Artem had a career breakthrough when his second book Traveling with Mamayota: In Search of Ukraine (2011) was shortlisted for the BBC Ukraine Book of the Year Award. Artem was also recognised for his near-future dystopia The Red Zone (2014), There Goes the Neighborhood (2015) and The Ukraine (2018) which were also shortlisted for the BBC Ukraine Book of the Year Award.

Artem worked as a reporter covering the war in Donbas. In 2015, Artem collaborated with Kateryna Serhatskova, another Ukrainian journalist, o co-author and publish The Three Letter War, a collection of their reporting that was made in Donbas during wartime.
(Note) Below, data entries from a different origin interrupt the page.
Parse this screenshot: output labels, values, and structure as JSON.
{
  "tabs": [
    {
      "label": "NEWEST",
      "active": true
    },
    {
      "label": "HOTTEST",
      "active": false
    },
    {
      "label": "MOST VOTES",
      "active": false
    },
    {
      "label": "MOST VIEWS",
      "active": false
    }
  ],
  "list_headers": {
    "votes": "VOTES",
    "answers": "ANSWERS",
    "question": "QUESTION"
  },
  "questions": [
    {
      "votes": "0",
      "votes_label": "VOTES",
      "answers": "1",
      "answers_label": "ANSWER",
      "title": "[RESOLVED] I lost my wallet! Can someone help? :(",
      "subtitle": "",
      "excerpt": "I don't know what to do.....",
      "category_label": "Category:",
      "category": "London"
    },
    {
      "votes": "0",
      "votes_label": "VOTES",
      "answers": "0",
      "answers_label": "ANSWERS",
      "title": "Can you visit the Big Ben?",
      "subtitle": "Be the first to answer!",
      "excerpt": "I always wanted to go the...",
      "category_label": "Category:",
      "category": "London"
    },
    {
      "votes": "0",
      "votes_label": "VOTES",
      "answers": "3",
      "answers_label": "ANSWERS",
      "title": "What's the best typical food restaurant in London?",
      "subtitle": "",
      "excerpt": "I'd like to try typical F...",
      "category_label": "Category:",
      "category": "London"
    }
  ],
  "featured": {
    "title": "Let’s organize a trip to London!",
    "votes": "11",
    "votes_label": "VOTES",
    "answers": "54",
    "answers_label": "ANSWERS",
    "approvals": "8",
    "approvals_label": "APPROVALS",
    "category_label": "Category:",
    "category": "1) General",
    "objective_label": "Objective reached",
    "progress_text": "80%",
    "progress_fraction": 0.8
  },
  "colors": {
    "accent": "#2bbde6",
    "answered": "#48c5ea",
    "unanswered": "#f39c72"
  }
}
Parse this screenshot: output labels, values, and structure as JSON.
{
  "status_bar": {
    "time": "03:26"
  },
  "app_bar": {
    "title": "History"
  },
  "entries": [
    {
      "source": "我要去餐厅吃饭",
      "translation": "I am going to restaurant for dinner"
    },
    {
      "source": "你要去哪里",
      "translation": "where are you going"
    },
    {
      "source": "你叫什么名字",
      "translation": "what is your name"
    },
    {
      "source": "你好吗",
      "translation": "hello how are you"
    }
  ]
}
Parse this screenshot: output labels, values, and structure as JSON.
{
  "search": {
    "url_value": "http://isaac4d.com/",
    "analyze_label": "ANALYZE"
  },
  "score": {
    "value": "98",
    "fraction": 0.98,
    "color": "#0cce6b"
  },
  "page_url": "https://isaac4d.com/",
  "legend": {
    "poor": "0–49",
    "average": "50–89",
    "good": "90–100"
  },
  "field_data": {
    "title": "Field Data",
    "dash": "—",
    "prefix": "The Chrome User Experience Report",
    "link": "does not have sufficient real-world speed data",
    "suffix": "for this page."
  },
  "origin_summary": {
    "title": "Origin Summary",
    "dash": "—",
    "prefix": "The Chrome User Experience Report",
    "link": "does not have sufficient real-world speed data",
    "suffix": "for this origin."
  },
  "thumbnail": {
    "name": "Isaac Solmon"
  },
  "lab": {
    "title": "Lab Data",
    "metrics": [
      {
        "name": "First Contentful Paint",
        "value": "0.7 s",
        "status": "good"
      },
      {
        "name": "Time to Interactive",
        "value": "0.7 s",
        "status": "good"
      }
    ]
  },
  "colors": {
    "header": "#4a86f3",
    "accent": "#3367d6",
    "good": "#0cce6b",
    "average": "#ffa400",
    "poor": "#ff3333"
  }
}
He and Kateryna each provided three stories for the book The Three Letter War for which both of them were nominated as finalists for the Kurt Schork Award in the field of International Journalism.

His work has been translated into seven languages and has appeared in the Best European Fiction anthology. His collection of 26 essays and stories The Ukraine (the title is in English, not Ukrainian) was one of the finalists for the 2018 BBC Nonfiction Book of the Year Award. He has also translated non-fiction from English, including Humanism and Democratic Criticism by the Palestinian American intellectual Edward Said, Satyagraha in South Africa by the Indian anti-colonial leader Mahatma Gandhi, and The Responsibility of Intellectuals by the American linguist Noam Chomsky. After the 2022 Russian invasion of Ukraine, he volunteered for the army.